The album is strong all the way through. Runaways is straight ahead rock and roll, the first single and should be enough to get the album some attention. It is also as strong a track as it is not close to being the best song on the album.

Here With Me is a monstrously good song. One can hear Guns and Roses November Rain, Meatloaf and others but perhaps what we should start saying is we can hear Flowers. The line " Don't want your picture in my cell phone, I want you hear with me." If radio still played rock and roll this song would be a huge hit. In my teenage years this song would have been one of the biggest songs of the year, MTV would have had some super over the top video in heavy rotation and girls would have swooned. In today's music scene this might not even be a single.

The Way It Was when I listened to the first few bars, before Flowers voice comes in and I thought I was listening to " We Built This City" era Jefferson Starship. Another strong song.

A Matter of Time goes back much more to The Killers first album, it would fit on Hot Fuss easily. Flowers is actually a very strong lyricist.

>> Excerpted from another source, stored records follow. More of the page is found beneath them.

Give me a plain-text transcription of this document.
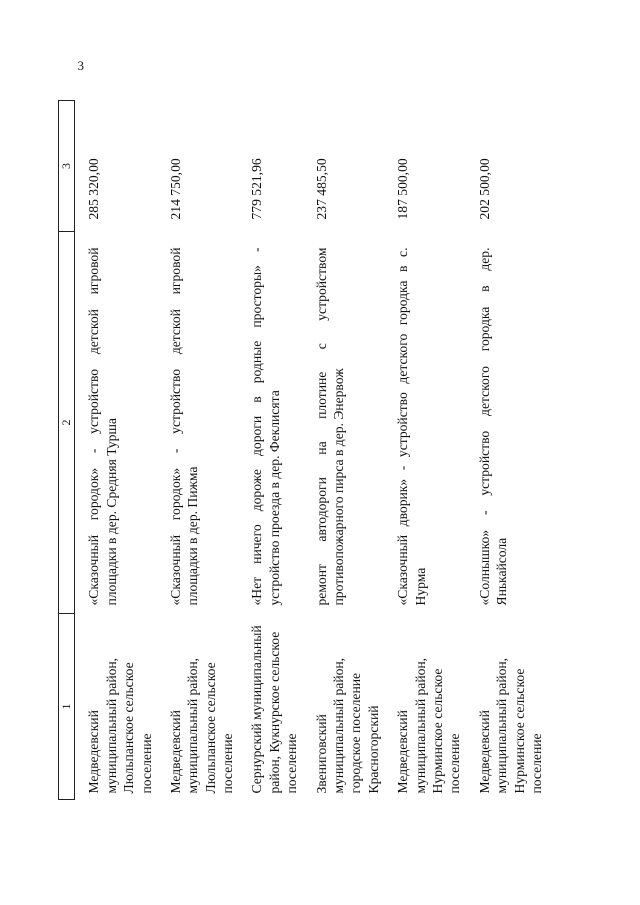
3
1	2	3
Медведевский муниципальный район, Люльпанское сельское поселение	«Сказочный городок» - устройство детской игровой площадки в дер. Средняя Турша	285 320,00
Медведевский муниципальный район, Люльпанское сельское поселение	«Сказочный городок» - устройство детской игровой площадки в дер. Пижма	214 750,00
Сернурский муниципальный район, Кукнурское сельское поселение	«Нет ничего дороже дороги в родные просторы» - устройство проезда в дер. Феклисята	779 521,96
Звениговский муниципальный район, городское поселение Красногорский	ремонт автодороги на плотине с устройством противопожарного пирса в дер. Энервож	237 485,50
Медведевский муниципальный район, Нурминское сельское поселение	«Сказочный дворик» - устройство детского городка в с. Нурма	187 500,00
Медведевский муниципальный район, Нурминское сельское поселение	«Солнышко» - устройство детского городка в дер. Янькайсола	202 500,00
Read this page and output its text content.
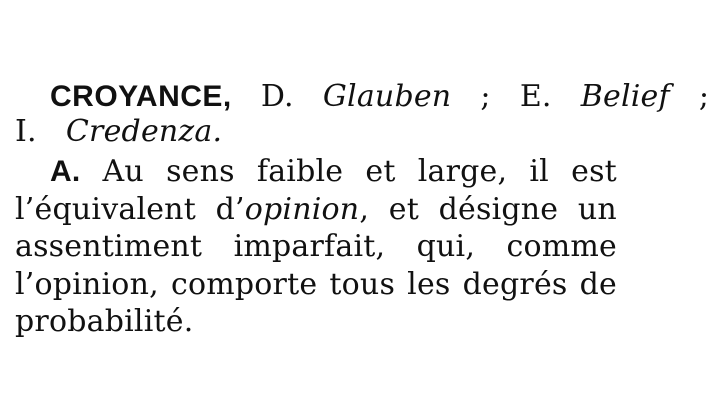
CROYANCE, D. Glauben ; E. Belief ;
I. Credenza.
A. Au sens faible et large, il est
l’équivalent d’opinion, et désigne un
assentiment imparfait, qui, comme
l’opinion, comporte tous les degrés de
probabilité.
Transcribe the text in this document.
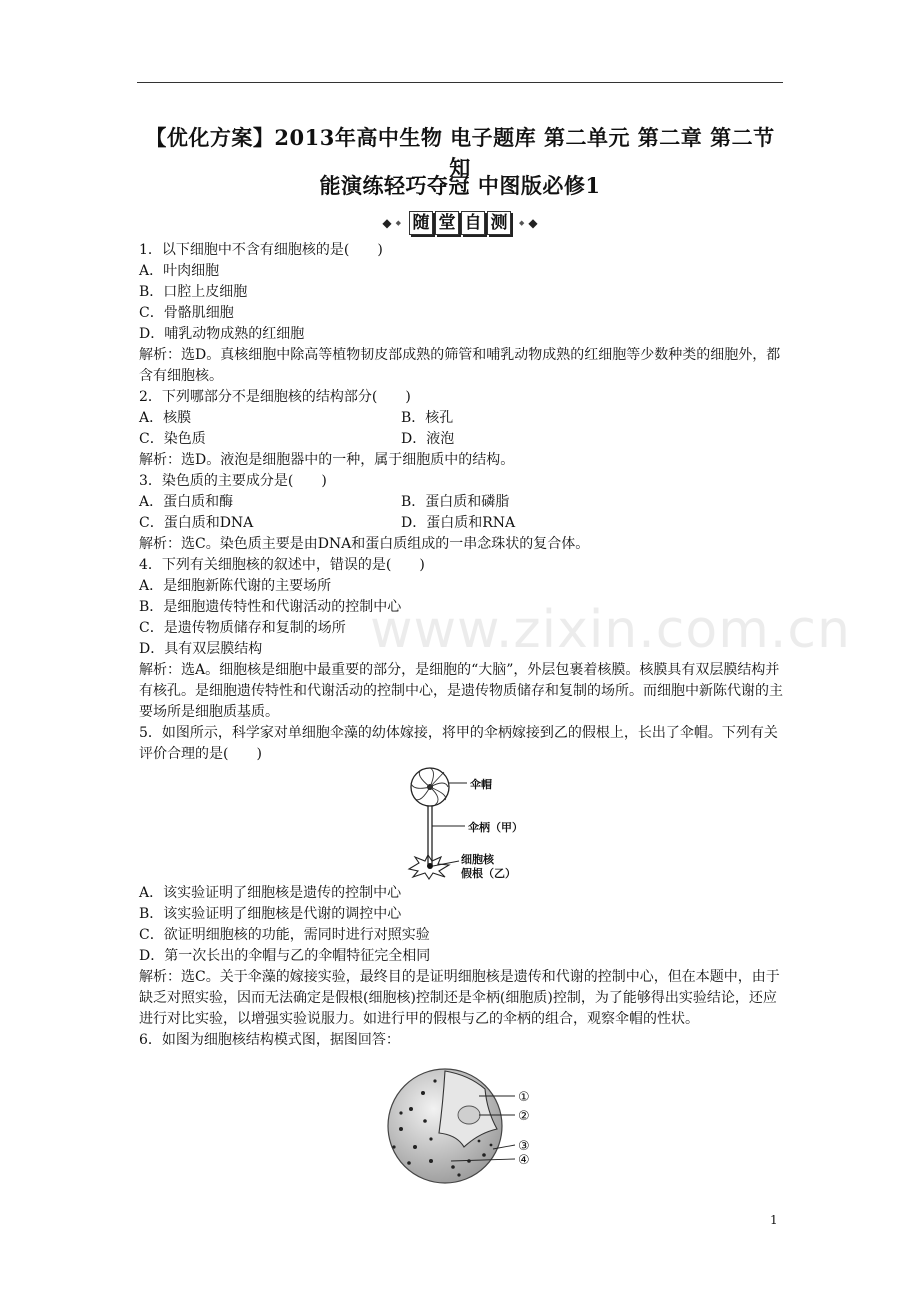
【优化方案】2013年高中生物 电子题库 第二单元 第二章 第二节 知
能演练轻巧夺冠 中图版必修1
◆ ◆ 随 堂 自 测	◆ ◆
www.zixin.com.cn

1．以下细胞中不含有细胞核的是(　　)

A．叶肉细胞

B．口腔上皮细胞

C．骨骼肌细胞

D．哺乳动物成熟的红细胞

解析：选D。真核细胞中除高等植物韧皮部成熟的筛管和哺乳动物成熟的红细胞等少数种类的细胞外，都含有细胞核。

2．下列哪部分不是细胞核的结构部分(　　)

A．核膜	B．核孔
C．染色质	D．液泡

解析：选D。液泡是细胞器中的一种，属于细胞质中的结构。

3．染色质的主要成分是(　　)

A．蛋白质和酶	B．蛋白质和磷脂
C．蛋白质和DNA	D．蛋白质和RNA

解析：选C。染色质主要是由DNA和蛋白质组成的一串念珠状的复合体。

4．下列有关细胞核的叙述中，错误的是(　　)

A．是细胞新陈代谢的主要场所

B．是细胞遗传特性和代谢活动的控制中心

C．是遗传物质储存和复制的场所

D．具有双层膜结构

解析：选A。细胞核是细胞中最重要的部分，是细胞的“大脑”，外层包裹着核膜。核膜具有双层膜结构并有核孔。是细胞遗传特性和代谢活动的控制中心，是遗传物质储存和复制的场所。而细胞中新陈代谢的主要场所是细胞质基质。

5．如图所示，科学家对单细胞伞藻的幼体嫁接，将甲的伞柄嫁接到乙的假根上，长出了伞帽。下列有关评价合理的是(　　)

伞帽
伞柄（甲）
细胞核
假根（乙）

A．该实验证明了细胞核是遗传的控制中心

B．该实验证明了细胞核是代谢的调控中心

C．欲证明细胞核的功能，需同时进行对照实验

D．第一次长出的伞帽与乙的伞帽特征完全相同

解析：选C。关于伞藻的嫁接实验，最终目的是证明细胞核是遗传和代谢的控制中心，但在本题中，由于缺乏对照实验，因而无法确定是假根(细胞核)控制还是伞柄(细胞质)控制，为了能够得出实验结论，还应进行对比实验，以增强实验说服力。如进行甲的假根与乙的伞柄的组合，观察伞帽的性状。

6．如图为细胞核结构模式图，据图回答：

①
②
③
④
1
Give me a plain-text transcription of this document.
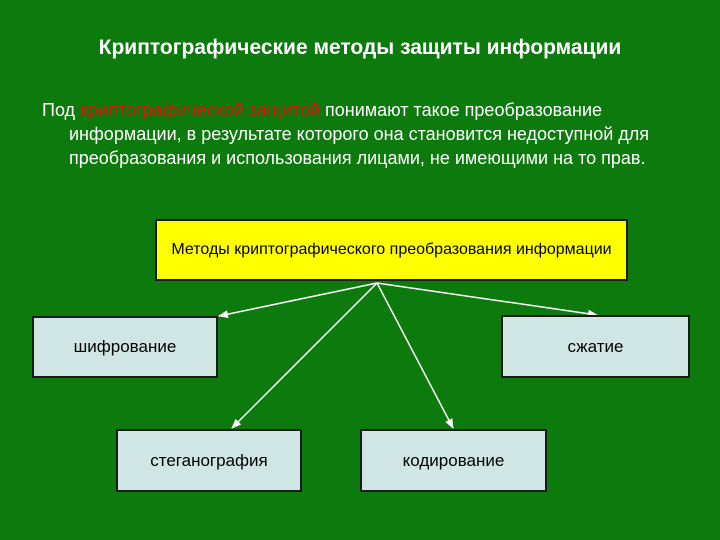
Криптографические методы защиты информации
Под криптографической защитой понимают такое преобразование информации, в результате которого она становится недоступной для преобразования и использования лицами, не имеющими на то прав.
Методы криптографического преобразования информации
шифрование	сжатие
стеганография	кодирование
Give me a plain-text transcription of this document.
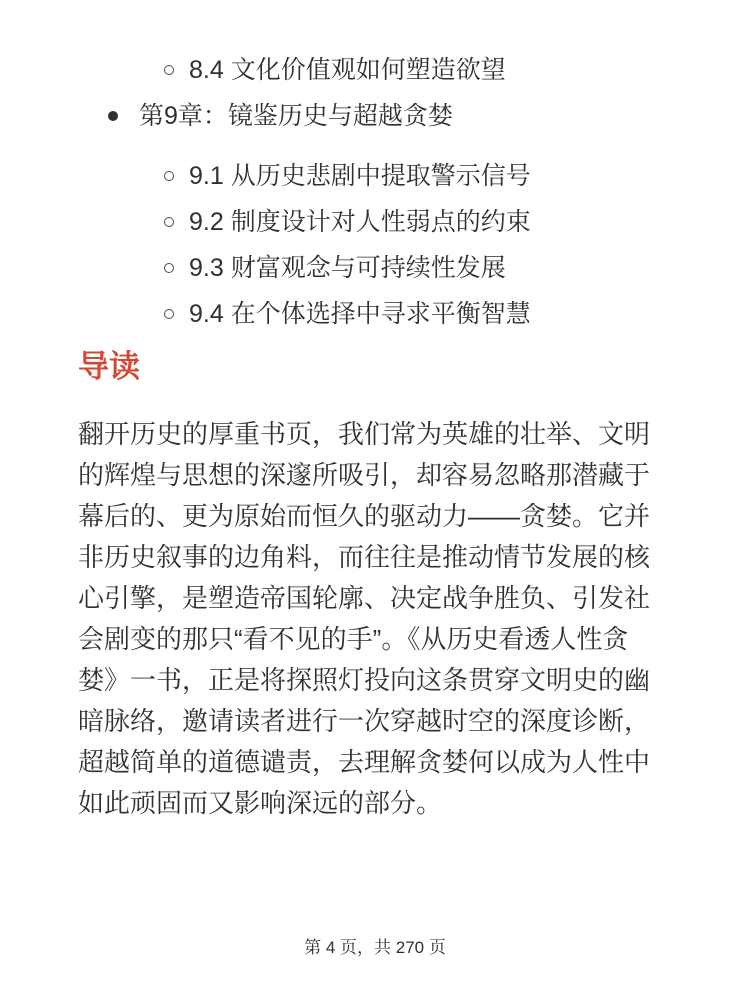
8.4 文化价值观如何塑造欲望
第9章：镜鉴历史与超越贪婪
9.1 从历史悲剧中提取警示信号
9.2 制度设计对人性弱点的约束
9.3 财富观念与可持续性发展
9.4 在个体选择中寻求平衡智慧
导读

翻开历史的厚重书页，我们常为英雄的壮举、文明的辉煌与思想的深邃所吸引，却容易忽略那潜藏于幕后的、更为原始而恒久的驱动力——贪婪。它并非历史叙事的边角料，而往往是推动情节发展的核心引擎，是塑造帝国轮廓、决定战争胜负、引发社会剧变的那只“看不见的手”。《从历史看透人性贪婪》一书，正是将探照灯投向这条贯穿文明史的幽暗脉络，邀请读者进行一次穿越时空的深度诊断，超越简单的道德谴责，去理解贪婪何以成为人性中如此顽固而又影响深远的部分。

第 4 页，共 270 页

Deadlines and Commitments has a chorus which saves it from being an otherwise mundane song. Flowers rings out " If you should fall, upon hard times, if you should lose your way, there is a place here in this house, that you can stay." There is something to be said for having a place we can count on.

Miss Atomic Bomb is another flash of lyrical lightning, with "racing shadows in the moonlight, in the desert on the hot night," Mr. Flowers better make sure he sends the royalty check to the right address for Mr. Springsteen. Still a strong song.

Heart of a Girl again does Springsteen, perhaps better than he has in the last ten years, with lots of " she said and I said" the only thing that makes this more Killers than knock off is the background music of being much more modern and much less sparing than a Springsteen version would be.

Be Still is a typical power ballad. This song is the one in which Flowers uses what sets him apart. His voice rings, almost a capella in parts, " Don't break character, you've got a lot of heart, " with a great note on lot....this song may not be radio friendly but one can imagine a lot of sad young people, those who cannot wait to get out of their all enclosing hometowns, who cannot wait to start their lives, listening to this song and feeling inspired.

This is a, pardon the pun, killer album. Look up all your adjectives for overdone, over the top, bombastic, if not name dropping then sound and riff dropping from classic bands, and you will find a picture of The Killers. On this album it all works. Tremendously.